Dr Hseu further explained, “Colchicine is the medication of choice for a few reasons. Unlike the drugs being tested in hospital patients which are given by infusion or injection colchicine tablets are easy to take and inexpensive. And the medication has a long history of safe use for gout.”
Furthermore Dr Hsue added that a recent trial found that low-dose colchicine benefits people who've recently suffered a heart attack. Patients who took one tablet a day curbed their risk of further heart complications or stroke over the next two years.

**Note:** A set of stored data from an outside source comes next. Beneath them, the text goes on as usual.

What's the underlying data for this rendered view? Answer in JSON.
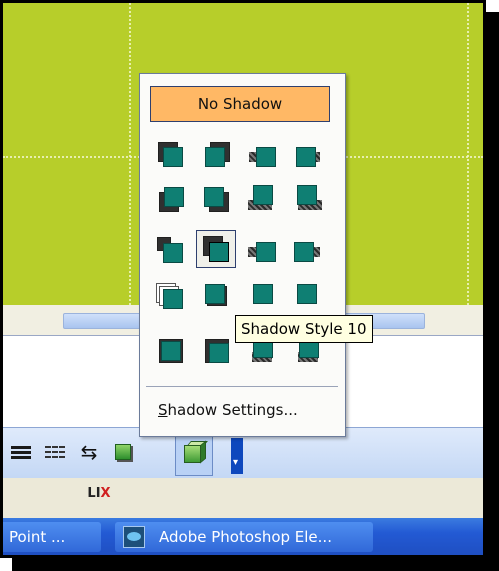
{
  "shadow_menu": {
    "no_shadow_label": "No Shadow",
    "settings_label_first": "S",
    "settings_label_rest": "hadow Settings...",
    "highlighted_style": "Shadow Style 10"
  },
  "tooltip": {
    "text": "Shadow Style 10"
  },
  "toolbar": {
    "icons": [
      "line-style-icon",
      "dash-style-icon",
      "arrow-style-icon",
      "shadow-style-icon",
      "3d-style-icon",
      "toolbar-options-icon"
    ]
  },
  "status": {
    "icon": "spelling-error-icon",
    "icon_text": "LIX"
  },
  "taskbar": {
    "items": [
      {
        "label": "Point ..."
      },
      {
        "label": "Adobe Photoshop Ele..."
      }
    ]
  },
  "colors": {
    "slide_background": "#b7ce2a",
    "no_shadow_highlight": "#ffb865",
    "shape_fill": "#0f7f73",
    "taskbar": "#235ad4"
  }
}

Interestingly heart injury is a common problem in people who become seriously ill with COVID-19 at least partly, researchers suspect, because of cytokine storm. Dr Hsue said it all raises the question of whether colchicine could help prevent such heart issues.
The clinical trial aims to enroll 6,000 patients newly diagnosed with COVID-19 who are at increased risk of serious illness because they are older than 69, or have conditions like heart or lung disease.
Further to keeping those patients isolated at home, the study has an unusual "contactless" design in that patients will receive the medication by courier, and have follow-up visits via video or phone. The medical researchers will look at whether the tactic lowers hospitalization rates and deaths over 4 weeks.
Dr Hsue further added pointed that with the safety record of the medication, and the dose given in the trial being lower than what's routinely used for gout, the while trial is full proof.
The new colchicine study is currently recruiting patients, with UCSF and New York University School of Medicine being the first two U.S. sites involved.
In other parts of the world, vermectin is also being paired with colchicine for treating moderate and critical COVID-19patients but not those with mild symptoms as it might be an ‘overkill.’